To grasp this, we need to activate our imaginations. Imagination is one of those fleeting, intangible realities that the Shorter Oxford Dictionary defines as ‘the faculty of fanciful thought.’
While the word ‘fanciful’ appeals, I’d rather describe it as the creative facility that enables us to process experience intuitively to form new images, to perceive the potentiality of things, to discover connections, inferences and affinities, as well as the ability to develop theories which explain interrelationships and patterns.
Genuine imagination is driven by a life-force that is indestructible. Theseus tells Hippolyta in A Midsummer Night’s Dream that lovers and madmen “have such seething brains…that apprehend more than cool reason ever comprehends”.
Then, almost as though remembering his own profession, Shakespeare says in Act 5, Scene 1:
As imagination bodes forth
The forms of things unknown, the poet’s pen
Turns them into shapes, and gives to airy nothing
A local habitation and a name.
Another left-fielder like Zelenskyy is Greta Thunberg, who believes in the future of life as she struggles against climate change to preserve the natural world.

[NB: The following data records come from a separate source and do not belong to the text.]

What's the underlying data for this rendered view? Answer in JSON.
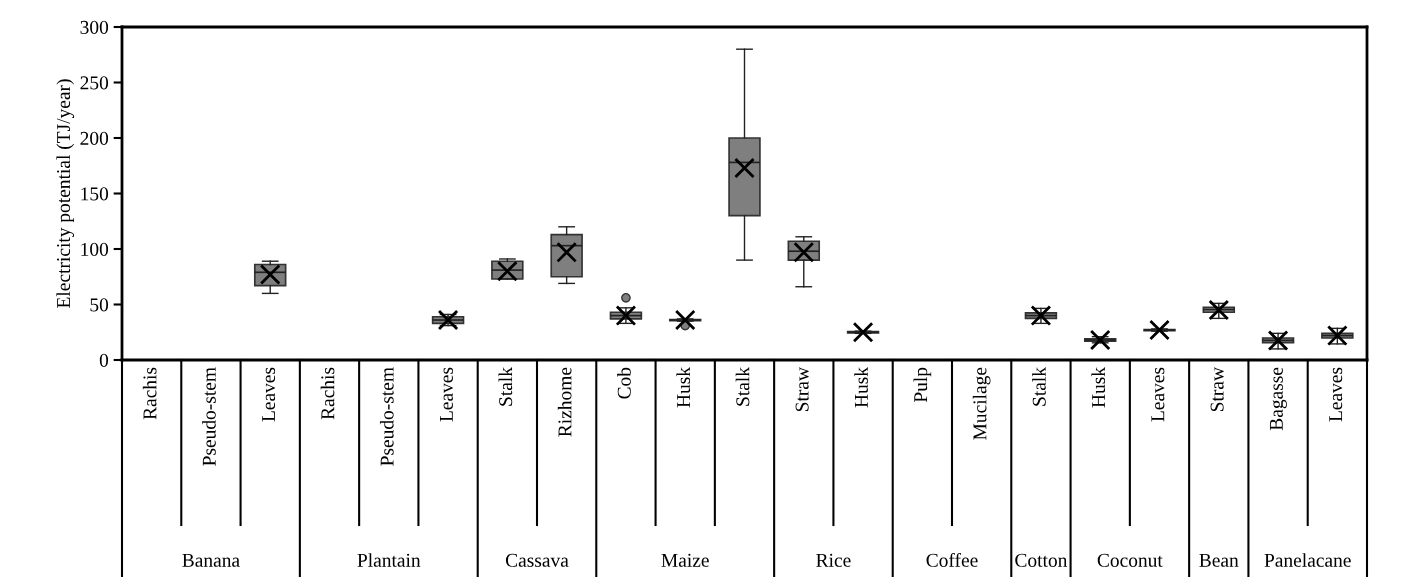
{
  "chart_data": {
    "type": "box",
    "ylabel": "Electricity potential (TJ/year)",
    "ylim": [
      0,
      300
    ],
    "yticks": [
      0,
      50,
      100,
      150,
      200,
      250,
      300
    ],
    "color": "#7f7f7f",
    "marker": "cross",
    "categories": [
      "Rachis",
      "Pseudo-stem",
      "Leaves",
      "Rachis",
      "Pseudo-stem",
      "Leaves",
      "Stalk",
      "Rizhome",
      "Cob",
      "Husk",
      "Stalk",
      "Straw",
      "Husk",
      "Pulp",
      "Mucilage",
      "Stalk",
      "Husk",
      "Leaves",
      "Straw",
      "Bagasse",
      "Leaves"
    ],
    "boxes": [
      null,
      null,
      {
        "low": 60,
        "q1": 67,
        "median": 79,
        "q3": 86,
        "high": 89,
        "mean": 77
      },
      null,
      null,
      {
        "low": 31,
        "q1": 33,
        "median": 36,
        "q3": 39,
        "high": 41,
        "mean": 36
      },
      {
        "low": 73,
        "q1": 73,
        "median": 81,
        "q3": 89,
        "high": 91,
        "mean": 80
      },
      {
        "low": 69,
        "q1": 75,
        "median": 103,
        "q3": 113,
        "high": 120,
        "mean": 97
      },
      {
        "low": 33,
        "q1": 37,
        "median": 40,
        "q3": 43,
        "high": 47,
        "mean": 40,
        "outliers": [
          56
        ]
      },
      {
        "low": 35,
        "q1": 35.5,
        "median": 36,
        "q3": 36.5,
        "high": 37,
        "mean": 36,
        "outliers": [
          31
        ]
      },
      {
        "low": 90,
        "q1": 130,
        "median": 178,
        "q3": 200,
        "high": 280,
        "mean": 173
      },
      {
        "low": 66,
        "q1": 90,
        "median": 98,
        "q3": 107,
        "high": 111,
        "mean": 97
      },
      {
        "low": 24,
        "q1": 24.5,
        "median": 25,
        "q3": 25.5,
        "high": 26,
        "mean": 25
      },
      null,
      null,
      {
        "low": 33,
        "q1": 37.5,
        "median": 40,
        "q3": 42.5,
        "high": 46.5,
        "mean": 40
      },
      {
        "low": 15.5,
        "q1": 17,
        "median": 18,
        "q3": 19,
        "high": 21,
        "mean": 18
      },
      {
        "low": 26,
        "q1": 26.5,
        "median": 27,
        "q3": 27.5,
        "high": 28,
        "mean": 27
      },
      {
        "low": 37.5,
        "q1": 43,
        "median": 45.5,
        "q3": 47.5,
        "high": 51,
        "mean": 45
      },
      {
        "low": 10,
        "q1": 15.6,
        "median": 17.7,
        "q3": 19.8,
        "high": 24,
        "mean": 17.5
      },
      {
        "low": 14.5,
        "q1": 19.8,
        "median": 22,
        "q3": 24,
        "high": 28.5,
        "mean": 22
      }
    ],
    "annotations": [
      "Banana",
      "Plantain",
      "Cassava",
      "Maize",
      "Rice",
      "Coffee",
      "Cotton",
      "Coconut",
      "Bean",
      "Panelacane"
    ]
  }
}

Like Thunberg are the eight young Australian students, supported by Sister Bridget Arthur, who claimed in the Federal Court that the environment minister owed them a duty of care when assessing mine proposals; in other words that she owed them life.

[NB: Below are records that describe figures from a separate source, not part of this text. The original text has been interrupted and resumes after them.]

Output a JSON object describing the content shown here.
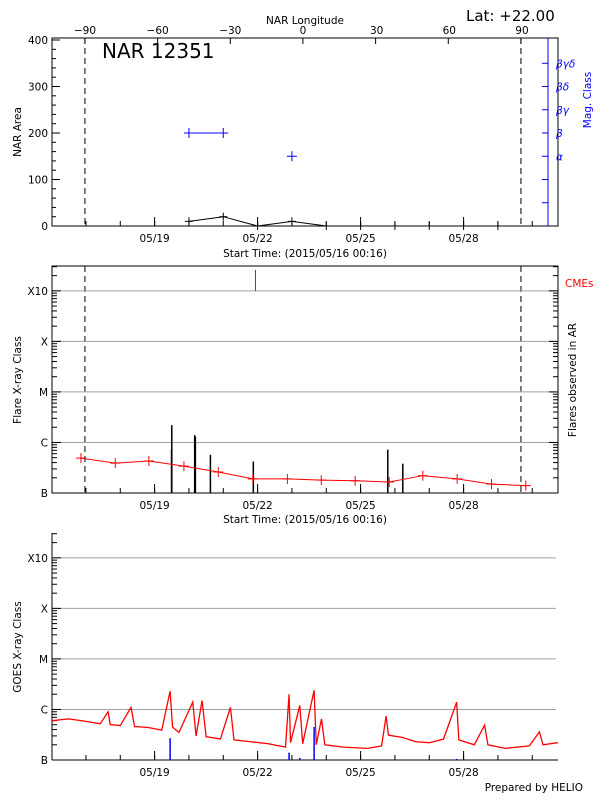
{
  "time_axis": {
    "start": "2015-05-16T00:16",
    "end": "2015-05-30T18:00",
    "major_ticks": [
      {
        "time": "2015-05-19T00:00",
        "label": "05/19"
      },
      {
        "time": "2015-05-22T00:00",
        "label": "05/22"
      },
      {
        "time": "2015-05-25T00:00",
        "label": "05/25"
      },
      {
        "time": "2015-05-28T00:00",
        "label": "05/28"
      }
    ],
    "xlabel": "Start Time: (2015/05/16 00:16)"
  },
  "footer": "Prepared by HELIO",
  "chart_data": [
    {
      "type": "line",
      "title": "NAR 12351",
      "lat_label": "Lat: +22.00",
      "top_axis": {
        "label": "NAR Longitude",
        "range": [
          -103.6,
          105.3
        ],
        "ticks": [
          -90,
          -60,
          -30,
          0,
          30,
          60,
          90
        ]
      },
      "ylabel": "NAR Area",
      "ylim": [
        0,
        400
      ],
      "yticks": [
        0,
        100,
        200,
        300,
        400
      ],
      "y2label": "Mag. Class",
      "y2_ticks": [
        "",
        "",
        "α",
        "β",
        "βγ",
        "βδ",
        "βγδ"
      ],
      "limb_longitudes": [
        -90,
        90
      ],
      "area_series": {
        "color": "#000000",
        "points": [
          {
            "time": "2015-05-20T00:00",
            "value": 10
          },
          {
            "time": "2015-05-21T00:00",
            "value": 20
          },
          {
            "time": "2015-05-22T00:00",
            "value": 0
          },
          {
            "time": "2015-05-23T00:00",
            "value": 10
          },
          {
            "time": "2015-05-24T00:00",
            "value": 0
          },
          {
            "time": "2015-05-25T00:00",
            "value": 0
          },
          {
            "time": "2015-05-26T00:00",
            "value": 0
          },
          {
            "time": "2015-05-27T00:00",
            "value": 0
          },
          {
            "time": "2015-05-28T00:00",
            "value": 0
          },
          {
            "time": "2015-05-29T00:00",
            "value": 0
          }
        ]
      },
      "mag_class_series": {
        "color": "#0000ff",
        "points": [
          {
            "time": "2015-05-20T00:00",
            "class": "β"
          },
          {
            "time": "2015-05-21T00:00",
            "class": "β"
          },
          {
            "time": "2015-05-23T00:00",
            "class": "α"
          }
        ]
      }
    },
    {
      "type": "bar",
      "ylabel": "Flare X-ray Class",
      "y2label": "Flares observed in AR",
      "cme_label": "CMEs",
      "yscale": "log",
      "ylim": [
        1e-07,
        0.0031
      ],
      "class_ticks": [
        {
          "value": 1e-07,
          "label": "B"
        },
        {
          "value": 1e-06,
          "label": "C"
        },
        {
          "value": 1e-05,
          "label": "M"
        },
        {
          "value": 0.0001,
          "label": "X"
        },
        {
          "value": 0.001,
          "label": "X10"
        }
      ],
      "grid": true,
      "colors": {
        "flares": "#000000",
        "background": "#ff0000",
        "cme": "#ff0000",
        "grid": "#a0a0a0"
      },
      "flares": [
        {
          "time": "2015-05-19T12:00",
          "flux": 2.2e-06
        },
        {
          "time": "2015-05-19T11:50",
          "flux": 7.2e-07
        },
        {
          "time": "2015-05-20T04:00",
          "flux": 1.4e-06
        },
        {
          "time": "2015-05-20T04:30",
          "flux": 1.3e-06
        },
        {
          "time": "2015-05-20T15:00",
          "flux": 5.7e-07
        },
        {
          "time": "2015-05-21T21:00",
          "flux": 4.2e-07
        },
        {
          "time": "2015-05-25T19:00",
          "flux": 7.2e-07
        },
        {
          "time": "2015-05-26T05:30",
          "flux": 3.8e-07
        }
      ],
      "cmes": [
        {
          "time": "2015-05-21T22:30"
        }
      ],
      "background_flux": [
        {
          "time": "2015-05-16T20:30",
          "flux": 4.9e-07
        },
        {
          "time": "2015-05-17T20:30",
          "flux": 3.9e-07
        },
        {
          "time": "2015-05-18T20:00",
          "flux": 4.3e-07
        },
        {
          "time": "2015-05-19T20:30",
          "flux": 3.4e-07
        },
        {
          "time": "2015-05-20T20:30",
          "flux": 2.6e-07
        },
        {
          "time": "2015-05-21T20:40",
          "flux": 1.9e-07
        },
        {
          "time": "2015-05-22T20:50",
          "flux": 1.9e-07
        },
        {
          "time": "2015-05-23T20:30",
          "flux": 1.8e-07
        },
        {
          "time": "2015-05-24T20:10",
          "flux": 1.75e-07
        },
        {
          "time": "2015-05-25T20:00",
          "flux": 1.65e-07
        },
        {
          "time": "2015-05-26T19:30",
          "flux": 2.2e-07
        },
        {
          "time": "2015-05-27T19:30",
          "flux": 1.9e-07
        },
        {
          "time": "2015-05-28T19:30",
          "flux": 1.5e-07
        },
        {
          "time": "2015-05-29T19:30",
          "flux": 1.4e-07
        }
      ]
    },
    {
      "type": "line",
      "ylabel": "GOES X-ray Class",
      "yscale": "log",
      "ylim": [
        1e-07,
        0.0031
      ],
      "class_ticks": [
        {
          "value": 1e-07,
          "label": "B"
        },
        {
          "value": 1e-06,
          "label": "C"
        },
        {
          "value": 1e-05,
          "label": "M"
        },
        {
          "value": 0.0001,
          "label": "X"
        },
        {
          "value": 0.001,
          "label": "X10"
        }
      ],
      "grid": true,
      "colors": {
        "flux": "#ff0000",
        "events": "#0000ff",
        "grid": "#a0a0a0"
      },
      "goes_flux": [
        {
          "time": "2015-05-16T00:16",
          "flux": 6e-07
        },
        {
          "time": "2015-05-16T12:00",
          "flux": 6.5e-07
        },
        {
          "time": "2015-05-17T00:00",
          "flux": 5.8e-07
        },
        {
          "time": "2015-05-17T10:00",
          "flux": 5.2e-07
        },
        {
          "time": "2015-05-17T15:30",
          "flux": 9e-07
        },
        {
          "time": "2015-05-17T17:00",
          "flux": 5e-07
        },
        {
          "time": "2015-05-18T00:00",
          "flux": 4.8e-07
        },
        {
          "time": "2015-05-18T07:30",
          "flux": 1.1e-06
        },
        {
          "time": "2015-05-18T10:00",
          "flux": 4.6e-07
        },
        {
          "time": "2015-05-18T19:30",
          "flux": 4.4e-07
        },
        {
          "time": "2015-05-19T05:00",
          "flux": 3.9e-07
        },
        {
          "time": "2015-05-19T10:50",
          "flux": 2.3e-06
        },
        {
          "time": "2015-05-19T12:30",
          "flux": 4.5e-07
        },
        {
          "time": "2015-05-19T17:00",
          "flux": 3.5e-07
        },
        {
          "time": "2015-05-20T02:40",
          "flux": 1.4e-06
        },
        {
          "time": "2015-05-20T05:00",
          "flux": 3e-07
        },
        {
          "time": "2015-05-20T09:10",
          "flux": 1.5e-06
        },
        {
          "time": "2015-05-20T12:00",
          "flux": 2.9e-07
        },
        {
          "time": "2015-05-20T22:00",
          "flux": 2.6e-07
        },
        {
          "time": "2015-05-21T05:00",
          "flux": 1.1e-06
        },
        {
          "time": "2015-05-21T07:30",
          "flux": 2.5e-07
        },
        {
          "time": "2015-05-21T19:30",
          "flux": 2.3e-07
        },
        {
          "time": "2015-05-22T07:30",
          "flux": 2.1e-07
        },
        {
          "time": "2015-05-22T19:30",
          "flux": 1.8e-07
        },
        {
          "time": "2015-05-22T22:00",
          "flux": 2e-06
        },
        {
          "time": "2015-05-22T23:00",
          "flux": 2.2e-07
        },
        {
          "time": "2015-05-23T05:30",
          "flux": 1.2e-06
        },
        {
          "time": "2015-05-23T07:30",
          "flux": 2.1e-07
        },
        {
          "time": "2015-05-23T15:30",
          "flux": 2.4e-06
        },
        {
          "time": "2015-05-23T17:00",
          "flux": 2e-07
        },
        {
          "time": "2015-05-23T20:40",
          "flux": 6.5e-07
        },
        {
          "time": "2015-05-23T23:00",
          "flux": 2e-07
        },
        {
          "time": "2015-05-24T12:00",
          "flux": 1.8e-07
        },
        {
          "time": "2015-05-25T05:00",
          "flux": 1.7e-07
        },
        {
          "time": "2015-05-25T14:40",
          "flux": 1.9e-07
        },
        {
          "time": "2015-05-25T17:50",
          "flux": 7.4e-07
        },
        {
          "time": "2015-05-25T19:30",
          "flux": 3.1e-07
        },
        {
          "time": "2015-05-26T05:00",
          "flux": 2.8e-07
        },
        {
          "time": "2015-05-26T14:40",
          "flux": 2.3e-07
        },
        {
          "time": "2015-05-27T00:00",
          "flux": 2.2e-07
        },
        {
          "time": "2015-05-27T10:00",
          "flux": 2.6e-07
        },
        {
          "time": "2015-05-27T19:10",
          "flux": 1.4e-06
        },
        {
          "time": "2015-05-27T20:40",
          "flux": 2.5e-07
        },
        {
          "time": "2015-05-28T07:30",
          "flux": 2e-07
        },
        {
          "time": "2015-05-28T14:40",
          "flux": 4.9e-07
        },
        {
          "time": "2015-05-28T17:00",
          "flux": 2e-07
        },
        {
          "time": "2015-05-29T05:00",
          "flux": 1.7e-07
        },
        {
          "time": "2015-05-29T22:00",
          "flux": 1.9e-07
        },
        {
          "time": "2015-05-30T05:00",
          "flux": 3.6e-07
        },
        {
          "time": "2015-05-30T07:30",
          "flux": 2e-07
        },
        {
          "time": "2015-05-30T18:00",
          "flux": 2.2e-07
        }
      ],
      "events": [
        {
          "time": "2015-05-19T10:50",
          "flux": 2.7e-07
        },
        {
          "time": "2015-05-22T22:00",
          "flux": 1.4e-07
        },
        {
          "time": "2015-05-23T05:30",
          "flux": 1.1e-07
        },
        {
          "time": "2015-05-23T15:30",
          "flux": 4.5e-07
        },
        {
          "time": "2015-05-27T19:10",
          "flux": 1.05e-07
        }
      ]
    }
  ]
}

They won but lost on appeal, with the judges saying that legally the environment minister didn’t have a duty of care to Australia’s children.
In other words, mines are more important than our young people.
What an appalling commentary on our legal system and on those who administer it.
It was a decision for death over life and the judges who made it need to recognize that.
It is precisely the opposite of the meaning of the Resurrection of Christ.
Dr Paul Collins is an historian, broadcaster and the author of 15 books. He was a Catholic priest for 33 years until he resigned from active ministry in 2001 following a dispute with the Vatican over his book Papal Power (1997). He is former head of the religion and ethics department in the ABC
While I appreciated Dr Paul Collins' article on the Risen Christ and what it means in 2022, I have some reservations about why millions of Christians are suffering from war, natural disasters, pandemics and global environmental problems.
How do we link the Risen Christ to the suffering of innocent millions?
The Risen Christ is present among us having fully enlightened us at Pentecost with the outpouring of the Holy Spirit. The beginning of the universal church.
Without the Resurrection of Christ, Christianity is dead and has no meaning. The Resurrection is the basis of Christianity which has existed in the world for more than 2,000 years.
Consider the Risen Christ in reference to the crisis in the world, especially in the Ukraine-Russian War destroying thousands of innocent lives and displacing millions of people in dehumanised social and economic conditions.
How do we justify that the Risen Christ is living among them? And will they experience some divine intervention?
Our faith in the Risen Christ and in God's healing and salvation powers is questioned by some of us and still a mystery.